Although this is a special edition of a journal and not an essay collection, there are several scenes and topics that are discussed repeatedly from similar angles: more cross-references between papers could have been supplied to alert interested readers. Many authors do provide such cross-references, but the overall pattern is inconsistent across the volume as a whole. And, as I have noted, there is frequently a need for more detailed engagement with some of the existing criticism. My final quibble regards a number of typographical errors, which I list here in case some of these papers eventually get reworked into larger projects: there is a badly erroneous sub-title (14, n. 48); a faulty cross-reference (64, n. 22); a superfluous "of" (77, l. 13); a Caxtonian inversion of titles where Morte Darthur [sic] is twice given as the title of Tale VIII (88); and a similar of conflation of titles where reference is made to "The Stanzaic Morte Darthur" [sic] (100). Finally, the wrong Hoffman article is cited in two cases (168-69, nn. 47 and 49). All of these minor criticisms are meant to suggest ways in which the scholarship on offer in Arthurian Literature 28: Blood, Sex, Malory could be even stronger, as it is scholarship that has much to offer to Malorians.

-------- Notes:

1. Kathleen Coyne Kelly, "Menaced Masculinity and Imperiled Virginity in the Morte Darthur," in Menacing Virgins: Representing Virginity in the Middle Ages and Renaissance, ed. Kathleen Coyne Kelly and Marina Leslie (Newark: University of Delaware Press, 1999), 97-114.

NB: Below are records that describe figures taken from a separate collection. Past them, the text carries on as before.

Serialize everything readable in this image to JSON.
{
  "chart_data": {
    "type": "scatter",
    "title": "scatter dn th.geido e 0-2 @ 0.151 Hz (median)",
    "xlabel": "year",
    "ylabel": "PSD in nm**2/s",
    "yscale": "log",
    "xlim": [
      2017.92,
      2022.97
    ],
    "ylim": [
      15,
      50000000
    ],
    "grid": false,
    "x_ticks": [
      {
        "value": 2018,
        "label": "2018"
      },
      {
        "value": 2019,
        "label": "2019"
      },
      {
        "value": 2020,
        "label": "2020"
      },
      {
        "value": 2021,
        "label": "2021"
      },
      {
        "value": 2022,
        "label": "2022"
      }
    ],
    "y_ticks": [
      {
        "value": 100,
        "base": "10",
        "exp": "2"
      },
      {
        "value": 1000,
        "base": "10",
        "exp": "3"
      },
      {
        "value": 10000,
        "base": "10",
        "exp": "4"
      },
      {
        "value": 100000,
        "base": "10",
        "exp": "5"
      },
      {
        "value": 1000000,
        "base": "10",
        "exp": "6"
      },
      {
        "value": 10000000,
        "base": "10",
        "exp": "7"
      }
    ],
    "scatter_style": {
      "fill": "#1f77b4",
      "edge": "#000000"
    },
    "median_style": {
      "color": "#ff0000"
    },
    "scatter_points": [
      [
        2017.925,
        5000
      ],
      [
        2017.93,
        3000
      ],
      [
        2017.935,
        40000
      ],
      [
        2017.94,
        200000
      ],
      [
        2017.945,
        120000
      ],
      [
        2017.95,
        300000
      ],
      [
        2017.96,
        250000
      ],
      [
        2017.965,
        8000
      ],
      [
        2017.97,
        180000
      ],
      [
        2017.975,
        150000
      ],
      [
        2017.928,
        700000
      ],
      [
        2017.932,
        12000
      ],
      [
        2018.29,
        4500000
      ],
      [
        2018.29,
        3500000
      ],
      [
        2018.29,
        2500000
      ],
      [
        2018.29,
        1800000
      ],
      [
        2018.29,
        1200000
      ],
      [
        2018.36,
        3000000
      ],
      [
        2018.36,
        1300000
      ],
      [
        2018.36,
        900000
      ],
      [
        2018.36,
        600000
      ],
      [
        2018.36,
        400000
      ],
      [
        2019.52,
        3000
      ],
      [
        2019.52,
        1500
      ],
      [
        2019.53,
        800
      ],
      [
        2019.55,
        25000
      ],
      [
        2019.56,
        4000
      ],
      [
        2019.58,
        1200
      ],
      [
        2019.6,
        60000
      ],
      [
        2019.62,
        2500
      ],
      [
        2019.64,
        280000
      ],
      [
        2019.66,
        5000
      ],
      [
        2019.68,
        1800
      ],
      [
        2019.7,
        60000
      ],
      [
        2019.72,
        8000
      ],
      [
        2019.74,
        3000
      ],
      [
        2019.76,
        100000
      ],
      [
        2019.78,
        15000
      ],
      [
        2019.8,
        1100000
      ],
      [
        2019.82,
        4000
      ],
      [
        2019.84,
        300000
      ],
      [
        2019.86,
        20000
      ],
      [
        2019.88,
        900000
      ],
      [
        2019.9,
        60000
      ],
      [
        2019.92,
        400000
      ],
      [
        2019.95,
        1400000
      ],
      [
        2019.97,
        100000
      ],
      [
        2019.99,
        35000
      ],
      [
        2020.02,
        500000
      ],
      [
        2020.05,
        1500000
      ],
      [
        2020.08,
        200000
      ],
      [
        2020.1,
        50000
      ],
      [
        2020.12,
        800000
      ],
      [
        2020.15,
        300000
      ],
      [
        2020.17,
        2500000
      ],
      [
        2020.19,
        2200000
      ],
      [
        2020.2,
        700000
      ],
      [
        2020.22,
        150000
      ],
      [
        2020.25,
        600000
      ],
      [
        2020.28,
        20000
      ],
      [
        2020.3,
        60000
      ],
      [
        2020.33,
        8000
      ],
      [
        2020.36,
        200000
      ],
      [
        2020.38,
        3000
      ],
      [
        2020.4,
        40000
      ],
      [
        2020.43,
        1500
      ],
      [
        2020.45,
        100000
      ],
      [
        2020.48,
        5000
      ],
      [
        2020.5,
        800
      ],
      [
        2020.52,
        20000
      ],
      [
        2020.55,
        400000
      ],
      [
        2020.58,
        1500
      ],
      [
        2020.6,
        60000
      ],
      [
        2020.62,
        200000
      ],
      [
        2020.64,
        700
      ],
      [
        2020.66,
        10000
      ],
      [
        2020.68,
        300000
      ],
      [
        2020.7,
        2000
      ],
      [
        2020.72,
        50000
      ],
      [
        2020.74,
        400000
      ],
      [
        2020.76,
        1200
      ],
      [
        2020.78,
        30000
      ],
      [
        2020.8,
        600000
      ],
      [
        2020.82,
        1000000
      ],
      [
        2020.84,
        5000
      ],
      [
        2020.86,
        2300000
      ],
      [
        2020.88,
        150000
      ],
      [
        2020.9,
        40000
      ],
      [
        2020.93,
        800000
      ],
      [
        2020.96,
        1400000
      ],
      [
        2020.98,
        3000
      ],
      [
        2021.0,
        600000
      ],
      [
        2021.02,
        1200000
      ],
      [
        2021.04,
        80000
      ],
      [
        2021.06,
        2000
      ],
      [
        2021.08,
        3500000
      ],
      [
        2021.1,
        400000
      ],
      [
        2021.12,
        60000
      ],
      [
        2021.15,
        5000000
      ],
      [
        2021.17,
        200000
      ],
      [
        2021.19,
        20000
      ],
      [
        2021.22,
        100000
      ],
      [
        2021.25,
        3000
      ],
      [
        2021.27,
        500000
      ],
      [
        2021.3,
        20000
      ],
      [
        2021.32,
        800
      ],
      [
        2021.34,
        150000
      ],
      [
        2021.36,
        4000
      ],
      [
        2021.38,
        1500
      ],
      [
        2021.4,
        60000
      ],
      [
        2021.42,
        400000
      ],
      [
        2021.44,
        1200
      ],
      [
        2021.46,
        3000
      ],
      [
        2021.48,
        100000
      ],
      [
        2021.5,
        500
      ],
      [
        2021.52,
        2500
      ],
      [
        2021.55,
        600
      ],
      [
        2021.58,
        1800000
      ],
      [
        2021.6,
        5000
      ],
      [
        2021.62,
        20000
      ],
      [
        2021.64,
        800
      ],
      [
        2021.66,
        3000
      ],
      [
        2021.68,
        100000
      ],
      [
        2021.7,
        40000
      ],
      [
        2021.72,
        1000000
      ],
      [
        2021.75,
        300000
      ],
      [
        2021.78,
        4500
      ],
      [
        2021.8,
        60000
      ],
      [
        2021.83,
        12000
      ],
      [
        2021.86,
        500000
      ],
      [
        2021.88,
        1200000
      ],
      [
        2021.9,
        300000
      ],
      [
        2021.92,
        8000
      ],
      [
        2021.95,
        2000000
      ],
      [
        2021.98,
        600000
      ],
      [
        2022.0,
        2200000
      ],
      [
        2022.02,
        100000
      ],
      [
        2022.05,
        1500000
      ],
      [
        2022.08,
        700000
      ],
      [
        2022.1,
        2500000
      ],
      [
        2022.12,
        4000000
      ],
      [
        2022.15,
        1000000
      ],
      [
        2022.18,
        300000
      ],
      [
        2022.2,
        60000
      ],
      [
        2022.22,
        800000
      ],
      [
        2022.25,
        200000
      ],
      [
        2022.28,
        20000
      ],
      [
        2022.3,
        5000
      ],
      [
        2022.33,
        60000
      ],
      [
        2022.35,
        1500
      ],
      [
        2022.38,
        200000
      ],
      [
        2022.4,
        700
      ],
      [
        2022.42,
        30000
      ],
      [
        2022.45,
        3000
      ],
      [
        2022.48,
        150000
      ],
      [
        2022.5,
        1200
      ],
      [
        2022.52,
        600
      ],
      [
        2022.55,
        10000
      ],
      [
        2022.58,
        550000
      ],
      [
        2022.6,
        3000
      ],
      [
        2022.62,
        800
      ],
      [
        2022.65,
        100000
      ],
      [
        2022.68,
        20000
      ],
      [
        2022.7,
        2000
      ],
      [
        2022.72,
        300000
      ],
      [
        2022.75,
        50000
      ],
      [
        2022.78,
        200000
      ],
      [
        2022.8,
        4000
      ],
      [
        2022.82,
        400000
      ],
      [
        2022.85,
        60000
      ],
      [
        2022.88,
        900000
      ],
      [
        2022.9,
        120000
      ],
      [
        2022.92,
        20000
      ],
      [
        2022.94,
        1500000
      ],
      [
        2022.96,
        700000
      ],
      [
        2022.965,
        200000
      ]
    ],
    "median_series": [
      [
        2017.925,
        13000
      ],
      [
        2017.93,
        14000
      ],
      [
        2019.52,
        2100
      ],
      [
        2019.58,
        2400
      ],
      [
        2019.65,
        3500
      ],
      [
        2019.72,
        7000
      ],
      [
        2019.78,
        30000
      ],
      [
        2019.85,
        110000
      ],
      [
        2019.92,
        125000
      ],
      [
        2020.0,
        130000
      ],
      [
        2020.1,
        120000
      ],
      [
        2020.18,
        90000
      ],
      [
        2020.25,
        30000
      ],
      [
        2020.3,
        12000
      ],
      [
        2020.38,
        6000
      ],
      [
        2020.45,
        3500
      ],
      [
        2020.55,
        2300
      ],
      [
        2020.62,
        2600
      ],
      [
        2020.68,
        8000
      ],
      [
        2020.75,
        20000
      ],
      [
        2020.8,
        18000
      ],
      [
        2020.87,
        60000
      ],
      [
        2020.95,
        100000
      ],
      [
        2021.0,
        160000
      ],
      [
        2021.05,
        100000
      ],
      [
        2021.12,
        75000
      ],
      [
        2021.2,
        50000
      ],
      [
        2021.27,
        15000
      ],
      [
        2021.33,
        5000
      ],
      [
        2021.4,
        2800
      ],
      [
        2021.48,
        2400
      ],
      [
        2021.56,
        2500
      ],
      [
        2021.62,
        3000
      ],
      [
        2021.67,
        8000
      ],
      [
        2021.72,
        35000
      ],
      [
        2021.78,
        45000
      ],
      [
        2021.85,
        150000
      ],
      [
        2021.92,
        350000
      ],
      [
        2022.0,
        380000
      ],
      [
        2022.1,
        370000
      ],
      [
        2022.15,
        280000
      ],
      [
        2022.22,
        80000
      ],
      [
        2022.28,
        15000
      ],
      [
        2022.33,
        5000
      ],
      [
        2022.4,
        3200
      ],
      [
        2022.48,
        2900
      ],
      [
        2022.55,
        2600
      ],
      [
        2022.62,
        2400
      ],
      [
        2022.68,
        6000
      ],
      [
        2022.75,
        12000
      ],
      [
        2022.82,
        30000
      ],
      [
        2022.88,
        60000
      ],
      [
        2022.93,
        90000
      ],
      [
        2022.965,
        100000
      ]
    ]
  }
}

2. Contra Catherine La Farge, "Blood and Love in Malory's Morte Darthur," in A Companion to Medieval English Literature and Culture c.1350-c.1500, ed. Peter Brown (Oxford: Blackwell, 2007), 634-47.

3. E. Kay Harris, "Evidence against Lancelot and Guinevere in Malory's Morte Darthur: Treason by Imagination," Exemplaria 7 (1995): 179-208; Robert L. Kelly, "Malory and the Common Law: Hasty jougement in the 'Tale of the Death of King Arthur'," Medievalia et Humanistica NS 22 (1995): 111-40. More recently, see Ryan Muckerheide, "The English Law of Treason in Malory's Le Morte Darthur," Arthuriana 20.4 (2010): 48- 77; and Megan G. Leitch, "Speaking (of) Treason in Malory's Morte Darthur," Arthurian Literature 27 (2010): 103-34.

4. Beverly Kennedy, Knighthood in the Morte Darthur, 2nd ed., Arthurian Studies 11 (Cambridge: D. S. Brewer, 1992).

5. I am thinking especially of Dorsey Armstrong's "Postcolonial Palomides: Malory's Saracen Knight and the Unmaking of Arthurian Community," Exemplaria 18 (2006): 175-203.